Jak często przeprowadzane jest daktyloskopowanie mumii?

Szczerze mówiąc nie wiem jak często daktyloskopuje się mumie. Ja spotkałem się z kilkoma przypadkami opisanymi w literaturze zagranicznej.

I jakie wnioski z tego typu badań wyciągnięto?

Archeolodzy prosili biegłych z daktyloskopii o zabezpieczenie śladów na przedmiotach historycznych i daktyloskopię zmumifikowanych zwłok. Był to fragment większych badań. Nie znam wyników ani wniosków.

W jaki sposób Pana zdaniem rozwój technologii wpłynie na rozwój kryminalistyki? Czy za kilkaset lat będzie naukowców interesowało eksplorowanie przeszłości?
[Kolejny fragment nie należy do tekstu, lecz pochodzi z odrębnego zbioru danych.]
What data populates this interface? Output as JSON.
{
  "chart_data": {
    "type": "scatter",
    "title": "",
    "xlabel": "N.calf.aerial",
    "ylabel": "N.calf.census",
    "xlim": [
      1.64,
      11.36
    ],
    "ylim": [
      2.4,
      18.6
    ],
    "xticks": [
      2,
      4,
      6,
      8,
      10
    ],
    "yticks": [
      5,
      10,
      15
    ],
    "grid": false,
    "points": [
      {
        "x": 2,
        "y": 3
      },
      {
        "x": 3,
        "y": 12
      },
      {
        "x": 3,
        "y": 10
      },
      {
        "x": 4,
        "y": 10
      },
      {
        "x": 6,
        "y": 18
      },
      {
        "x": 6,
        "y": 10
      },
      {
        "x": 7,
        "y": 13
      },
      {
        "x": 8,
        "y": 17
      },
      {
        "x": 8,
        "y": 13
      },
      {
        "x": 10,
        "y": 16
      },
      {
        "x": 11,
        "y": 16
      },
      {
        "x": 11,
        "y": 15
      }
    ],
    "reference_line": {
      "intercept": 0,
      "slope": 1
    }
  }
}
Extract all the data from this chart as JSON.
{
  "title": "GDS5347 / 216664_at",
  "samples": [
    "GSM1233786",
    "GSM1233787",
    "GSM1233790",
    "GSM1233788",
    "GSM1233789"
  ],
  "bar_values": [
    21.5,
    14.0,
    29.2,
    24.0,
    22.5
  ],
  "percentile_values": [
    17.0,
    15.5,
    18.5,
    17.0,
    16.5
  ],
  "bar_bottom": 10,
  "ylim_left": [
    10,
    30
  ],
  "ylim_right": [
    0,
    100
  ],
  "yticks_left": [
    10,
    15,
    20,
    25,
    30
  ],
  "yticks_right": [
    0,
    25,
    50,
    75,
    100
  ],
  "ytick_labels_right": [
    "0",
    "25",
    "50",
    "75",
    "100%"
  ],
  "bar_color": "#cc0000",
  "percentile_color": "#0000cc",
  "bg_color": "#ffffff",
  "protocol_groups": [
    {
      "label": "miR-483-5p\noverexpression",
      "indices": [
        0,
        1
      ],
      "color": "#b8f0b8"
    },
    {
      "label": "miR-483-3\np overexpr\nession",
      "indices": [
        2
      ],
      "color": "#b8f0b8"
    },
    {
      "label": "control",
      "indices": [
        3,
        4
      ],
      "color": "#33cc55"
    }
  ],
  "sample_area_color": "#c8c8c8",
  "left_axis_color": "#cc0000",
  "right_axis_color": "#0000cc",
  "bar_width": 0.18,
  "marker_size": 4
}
Nikt z nas nie interesował się eksplorowaniem przeszłości by zaspokoić ciekawość. Wiedza o przeszłości pozwala wykorzystać rozwiązania już opracowane i wypraktykowane, ale też inspiruje do szukania nowych rozwiązań. Przykładem może być rozwój badań biologicznych. Ja rozpoczynałem pracę w czasach, gdy możliwa była tylko identyfikacja grupowa. Trudno przewidzieć w tej chwili kierunki rozwoju przestępczości, a co za tym idzie metod wykrywania przestępstw. Ilość pospolitych przestępstw kryminalnych spadła w ostatnich latach. Punkt ciężkości przesunął się w sferę ponadpaństwowej przestępczości gospodarczej, narkotykowej lub ogólnie pojętej cyberprzestępczości. Inaczej wyglądają ślady, inaczej wygląda wykrywanie i dowodzenie przestępstw. Przestępstwa nie są proste ani oczywiste. Przykładem jest handel narkotykami. Stosunkowo łatwo wykryć i skazać pojedynczego handlarza detalicznego. Jednak dotarcie do ludzi, którzy go zaopatrują jest już większym wyzwaniem. Cała sieć i hierarchia przestępczości narkotykowej tworzy globalną sieć. Handel narkotykami wiąże się z handlem bronią, niewolnictwem, prostytucją. Droga od zatrzymania ulicznego handlarza do wykrycia szefa kartelu narkotykowego jest długa i skomplikowana. Nie toczy się też tylko jednym torem. W Chinach i Indiach śladów daktyloskopijnych używano około 5000 lat temu do zabezpieczania banknotów, dokumentów i identyfikacji robotników. Do XIX wieku Policja nie dysponowała środkami do wykrywania przestępców na podstawie śladów pozostawionych na miejscu przestępstwa. Wtedy to zasady nowoczesnej kryminalistyki jako jeden z pierwszych przedstawił pod koniec XIX wieku sędzia Hans Gross. Do dzisiaj korzystamy z uaktualnianych wydań jego podręcznika i zasad przez niego opracowanych. Od czasów sędziego Grossa daktyloskopia jest jedną z podstawowych metod wykrywania i udowadniania przestępstwa. Wówczas nie potrafiono zabezpieczyć „odcisków palców” np. na szorstkich, mokrych, tłustych powierzchniach, wiele śladów było niedostępnych dla Policji, ale już poszukiwano nowych metod ich zabezpieczania. Poszukiwanie nowych metod pracy, nawet na podstawie doświadczeń z historii jest dla mnie rzeczą normalną.

Czego powinniśmy życzyć technikom kryminalistyki, co jest obecnie największym wyzwaniem w tym zawodzie?

Życzę moim przyjaciołom, technikom wiary w siebie.